2. Im Streitwertbeschwerdeverfahren gilt das Verschlechterungsverbot.
3. Die vom Prozessbevollmächtigten „namens und im Auftrag der Partei” mit dem Ziel einer Streitwerterhöhung eingelegte Beschwerde ist wegen fehlender Beschwer unzulässig.
Normenkette
RVG §§ 23, 33; GKG § 42 Abs. 4
Verfahrensgang
ArbG Köln (Beschluss vom 22.03.2006; Aktenzeichen 22 Ca 10127/05) |
Tenor
Die Beschwerde der Beklagten und die Beschwerde des Klägervertreters gegen den Beschluss des Arbeitsgerichts Köln vom 22.03.2006 – 22 Ca 10127/05 – werden kostenpflichtig zurückgewiesen.
Tatbestand
I. Die Parteien haben über den Bestand des Arbeitsverhältnisses gestritten. Dabei hat der Kläger folgende Anträge gestellt:
- Festzustellen, dass das zwischen den Parteien bestehende Arbeitsverhältnis nicht durch die fristlose Kündigung vom 18.10.2005, zugegangen am 21.10.2005, aufgelöst worden ist;
- für den Fall des Obsiegens mit dem Antrag zu 1. die Beklagte zu verurteilen, den Kläger zu den bisherigen Bedingungen als Köbes über den Beendigungstermin 21.10.2005 hinaus weiter zu beschäftigen;
- die Beklagte zu verurteilen, dem Kläger ein qualifiziertes Zwischenzeugnis, welches sich auf Führung und Leistung erstreckt, zu erteilen;
für den Fall des Unterliegens mit dem Antrag zu 1)
a. die Beklagte zu verurteilen, an den Kläger die Arbeitspapiere, bestehend aus Sozialversicherungsnachweis, Lohnsteuerbescheinigung 2005 und Arbeitsbescheinigung gemäß § 312 SGB III, ordnungsgemäß ausgefüllt herauszugeben;
b. die Beklagte zu verurteilen, dem Kläger ein qualifiziertes Endzeugnis, welches sich auf Führung und Leistung erstreckt, zu erteilen;
- festzustellen, dass das zwischen den Parteien bestehende Arbeitsverhältnis auch nicht durch die Kündigung vom 22.12.2005 aufgelöst worden ist.
Der durchschnittliche monatliche Bruttoverdienst des Klägers betrug im Jahr 2005 1.727,97 EUR. Zusätzlich erhielt er nach eigenen Angaben monatliche Trinkgelder in Höhe von ca. 700,00 EUR.
Das Arbeitsgericht hat nach Anhörung der Parteien den Streitwert für das Verfahren mit dem angefochtenen Beschluss auf 11.617,99 EUR festgesetzt.

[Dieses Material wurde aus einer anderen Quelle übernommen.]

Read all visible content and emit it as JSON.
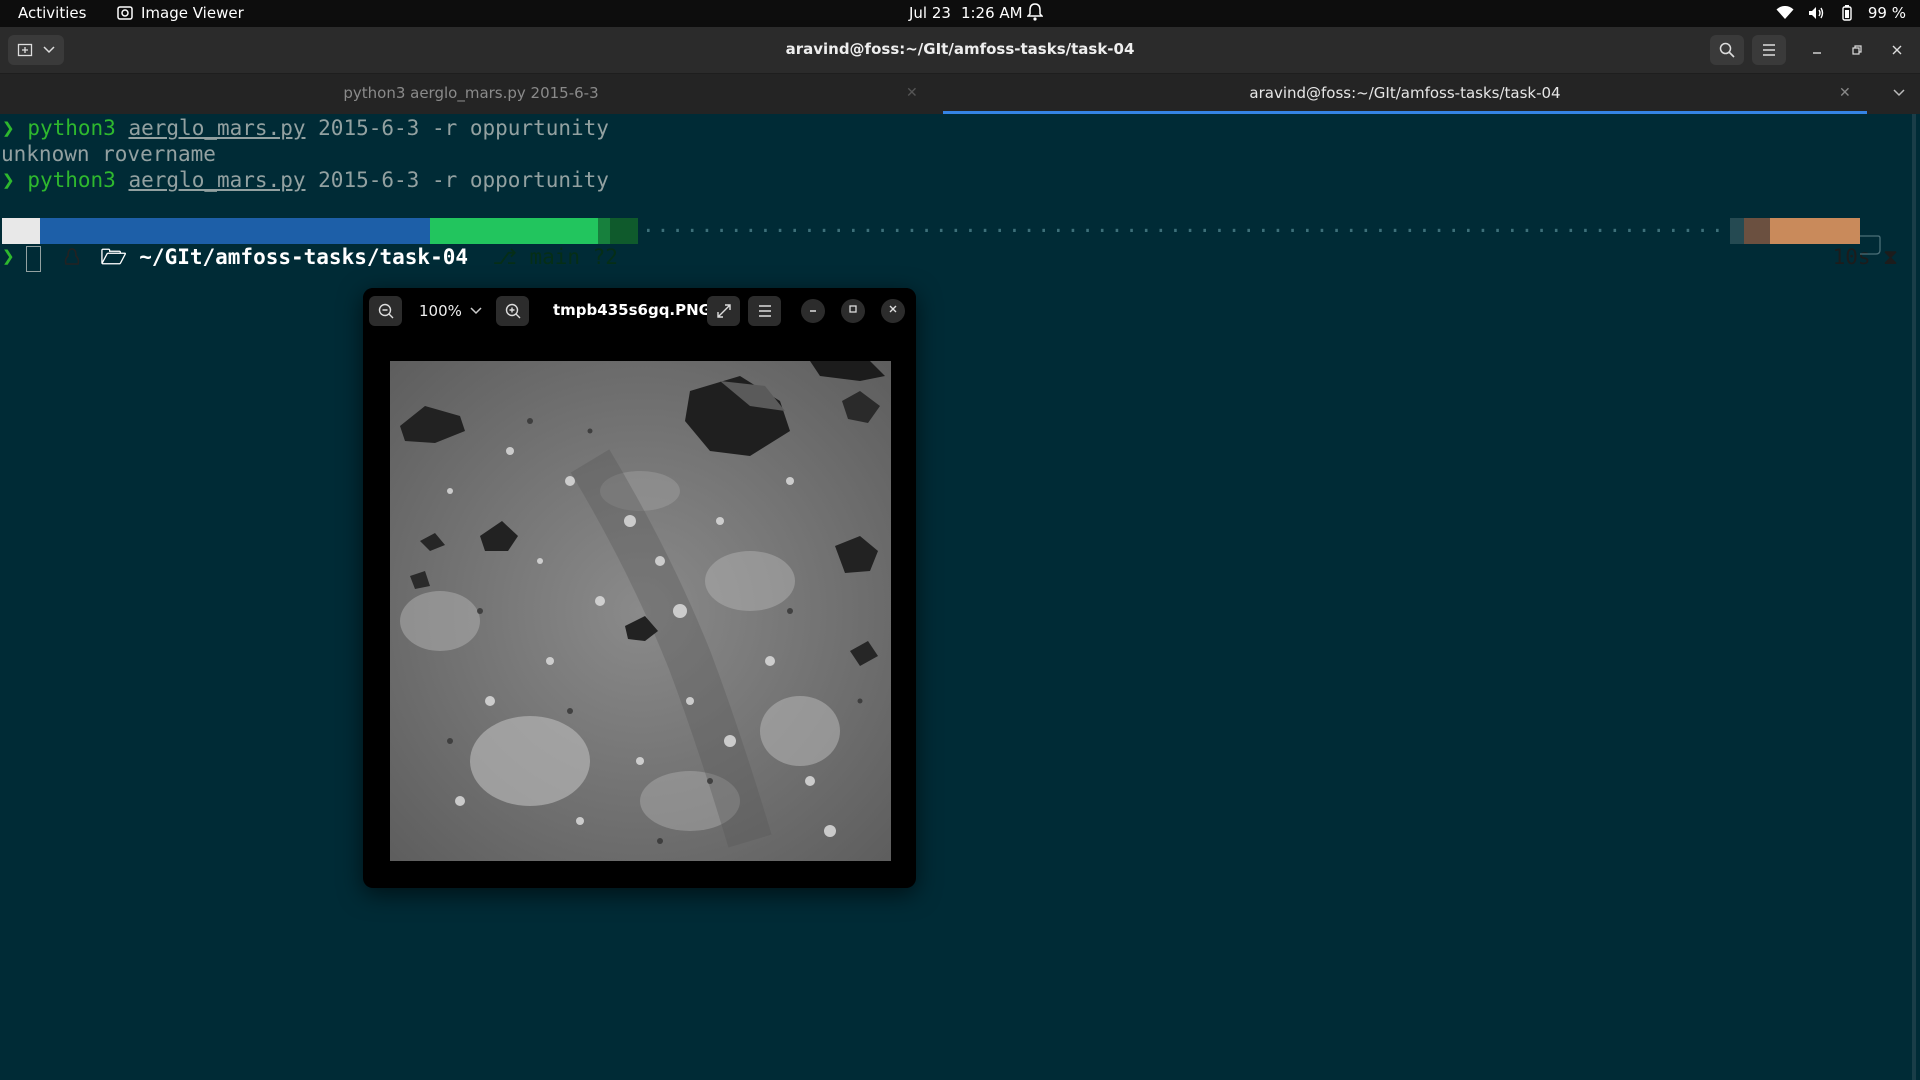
{
  "topbar": {
    "activities": "Activities",
    "app_name": "Image Viewer",
    "date": "Jul 23",
    "time": "1:26 AM",
    "battery": "99 %"
  },
  "terminal": {
    "window_title": "aravind@foss:~/GIt/amfoss-tasks/task-04",
    "tabs": [
      {
        "label": "python3 aerglo_mars.py 2015-6-3",
        "active": false
      },
      {
        "label": "aravind@foss:~/GIt/amfoss-tasks/task-04",
        "active": true
      }
    ],
    "lines": [
      {
        "prompt": "❯",
        "cmd": "python3",
        "file": "aerglo_mars.py",
        "args": "2015-6-3 -r oppurtunity"
      },
      {
        "output": "unknown rovername"
      },
      {
        "prompt": "❯",
        "cmd": "python3",
        "file": "aerglo_mars.py",
        "args": "2015-6-3 -r opportunity"
      }
    ],
    "powerline": {
      "path": "~/GIt/amfoss-tasks/task-04",
      "branch": "main ?2",
      "duration": "10s"
    },
    "cursor_prompt": "❯"
  },
  "viewer": {
    "zoom": "100%",
    "filename": "tmpb435s6gq.PNG"
  },
  "colors": {
    "terminal_bg": "#002b36",
    "prompt_green": "#2eb82e",
    "path_segment": "#1d5fa8",
    "git_segment": "#22c55e",
    "duration_segment": "#c98a5b",
    "tab_accent": "#3584e4"
  }
}
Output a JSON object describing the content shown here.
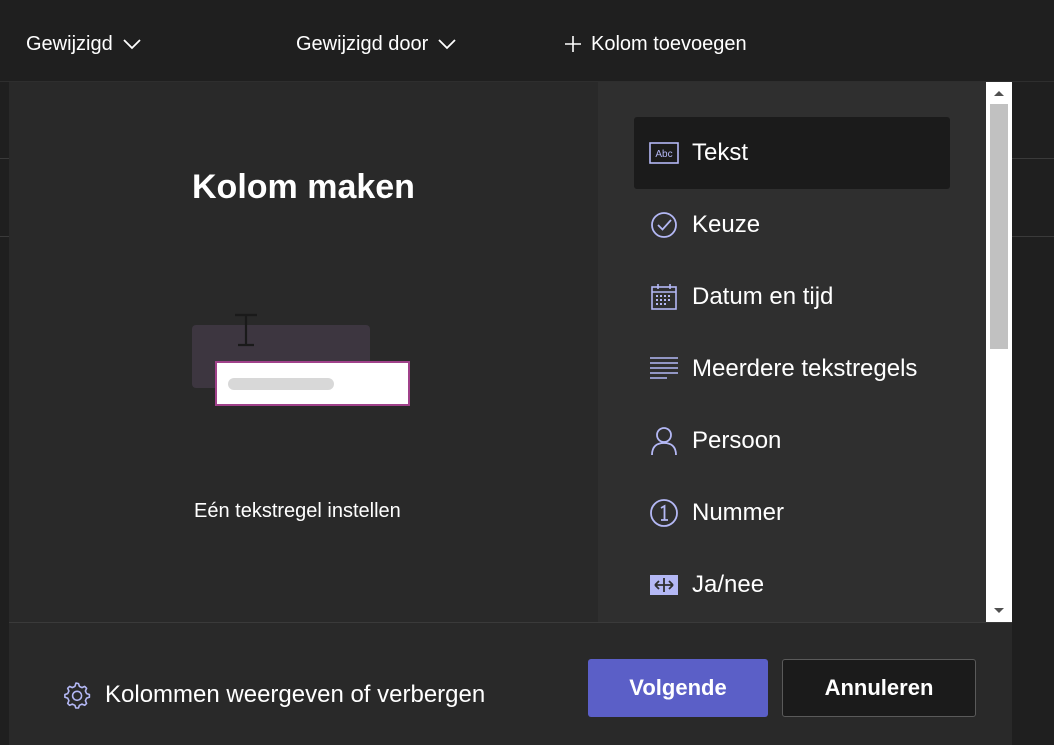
{
  "header": {
    "col_modified": "Gewijzigd",
    "col_modified_by": "Gewijzigd door",
    "add_column": "Kolom toevoegen"
  },
  "panel": {
    "title": "Kolom maken",
    "description": "Eén tekstregel instellen"
  },
  "column_types": [
    {
      "label": "Tekst",
      "icon": "text-abc-icon",
      "selected": true
    },
    {
      "label": "Keuze",
      "icon": "choice-check-icon",
      "selected": false
    },
    {
      "label": "Datum en tijd",
      "icon": "calendar-icon",
      "selected": false
    },
    {
      "label": "Meerdere tekstregels",
      "icon": "multiline-text-icon",
      "selected": false
    },
    {
      "label": "Persoon",
      "icon": "person-icon",
      "selected": false
    },
    {
      "label": "Nummer",
      "icon": "number-icon",
      "selected": false
    },
    {
      "label": "Ja/nee",
      "icon": "yes-no-icon",
      "selected": false
    }
  ],
  "footer": {
    "toggle_columns": "Kolommen weergeven of verbergen",
    "next_button": "Volgende",
    "cancel_button": "Annuleren"
  },
  "colors": {
    "accent": "#5b5fc7",
    "icon_tint": "#b4b8f5",
    "background": "#292929"
  }
}
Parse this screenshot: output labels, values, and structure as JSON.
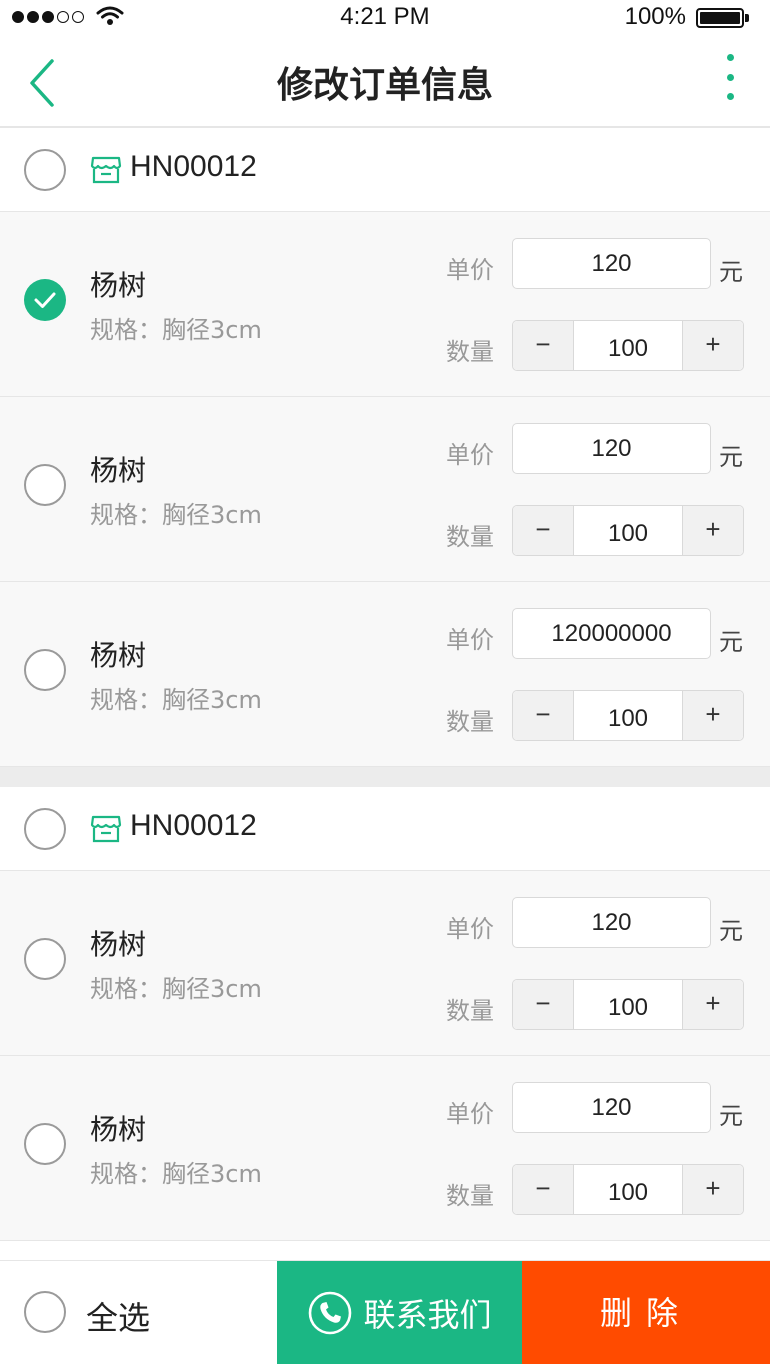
{
  "status_bar": {
    "time": "4:21 PM",
    "battery": "100%"
  },
  "header": {
    "title": "修改订单信息"
  },
  "labels": {
    "price": "单价",
    "qty": "数量",
    "yuan": "元",
    "minus": "−",
    "plus": "+"
  },
  "groups": [
    {
      "shop_code": "HN00012",
      "items": [
        {
          "name": "杨树",
          "spec": "规格：胸径3cm",
          "price": "120",
          "qty": "100",
          "checked": true
        },
        {
          "name": "杨树",
          "spec": "规格：胸径3cm",
          "price": "120",
          "qty": "100",
          "checked": false
        },
        {
          "name": "杨树",
          "spec": "规格：胸径3cm",
          "price": "120000000",
          "qty": "100",
          "checked": false
        }
      ]
    },
    {
      "shop_code": "HN00012",
      "items": [
        {
          "name": "杨树",
          "spec": "规格：胸径3cm",
          "price": "120",
          "qty": "100",
          "checked": false
        },
        {
          "name": "杨树",
          "spec": "规格：胸径3cm",
          "price": "120",
          "qty": "100",
          "checked": false
        }
      ]
    }
  ],
  "bottom_bar": {
    "select_all": "全选",
    "contact": "联系我们",
    "delete": "删除"
  },
  "colors": {
    "accent_green": "#1bb784",
    "danger_orange": "#ff4b00"
  },
  "icons": {
    "back": "chevron-left-icon",
    "more": "more-vertical-icon",
    "shop": "store-icon",
    "phone": "phone-icon",
    "check": "check-icon"
  }
}
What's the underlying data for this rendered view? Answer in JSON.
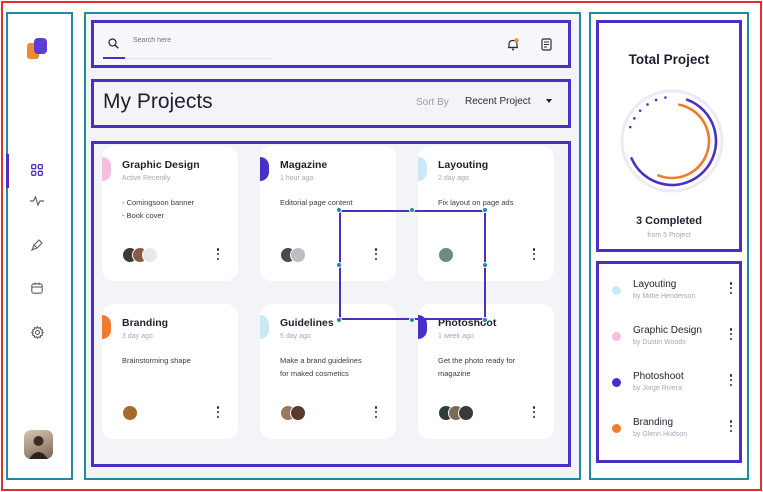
{
  "search": {
    "placeholder": "Search here",
    "icon": "search-icon"
  },
  "header": {
    "title": "My Projects",
    "sort_label": "Sort By",
    "sort_value": "Recent Project"
  },
  "sidebar": {
    "items": [
      {
        "name": "dashboard",
        "icon": "grid-icon",
        "active": true
      },
      {
        "name": "activity",
        "icon": "activity-icon",
        "active": false
      },
      {
        "name": "design",
        "icon": "pen-tool-icon",
        "active": false
      },
      {
        "name": "calendar",
        "icon": "calendar-icon",
        "active": false
      },
      {
        "name": "settings",
        "icon": "gear-icon",
        "active": false
      }
    ]
  },
  "projects": [
    {
      "title": "Graphic Design",
      "subtitle": "Active Recently",
      "desc1": "- Comingsoon banner",
      "desc2": "- Book cover",
      "color": "#f6bde0"
    },
    {
      "title": "Magazine",
      "subtitle": "1 hour ago",
      "desc1": "Editorial page content",
      "desc2": "",
      "color": "#4b2fc4"
    },
    {
      "title": "Layouting",
      "subtitle": "2 day ago",
      "desc1": "Fix layout on page ads",
      "desc2": "",
      "color": "#c9e9f6"
    },
    {
      "title": "Branding",
      "subtitle": "3 day ago",
      "desc1": "Brainstorming shape",
      "desc2": "",
      "color": "#f07a2d"
    },
    {
      "title": "Guidelines",
      "subtitle": "5 day ago",
      "desc1": "Make a brand guidelines",
      "desc2": "for maked cosmetics",
      "color": "#c9e9f6"
    },
    {
      "title": "Photoshoot",
      "subtitle": "1 week ago",
      "desc1": "Get the photo ready for",
      "desc2": "magazine",
      "color": "#4b2fc4"
    }
  ],
  "total": {
    "title": "Total Project",
    "completed": "3 Completed",
    "from": "from 5 Project",
    "completed_count": 3,
    "total_count": 5,
    "ring_colors": [
      "#4b2fc4",
      "#f07a2d"
    ]
  },
  "recent": [
    {
      "name": "Layouting",
      "by": "by Mittie Henderson",
      "color": "#c9e9f6"
    },
    {
      "name": "Graphic Design",
      "by": "by Dustin Woods",
      "color": "#f6bde0"
    },
    {
      "name": "Photoshoot",
      "by": "by Jorge Rivera",
      "color": "#4b2fc4"
    },
    {
      "name": "Branding",
      "by": "by Glenn Hudson",
      "color": "#f07a2d"
    }
  ]
}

Ausgehend von einem monatlichen Verdienst des Klägers in Höhe von 2.581,73 EUR (einschließlich des Trinkgeldes) hat das Arbeitsgericht dabei den Feststellungsantrag zu 1. mit drei Monatsverdiensten, den Antrag auf Erteilung eines Zwischenzeugnisses mit einem halben Monatsverdienst und den weiteren Feststellungsantrag bezüglich der Folgekündigung vom 22.12.2005 wegen des insoweit bestehenden sachlichen Zusammenhangs mit der ersten Kündigung mit einem weiteren Monatsverdienst bewertet.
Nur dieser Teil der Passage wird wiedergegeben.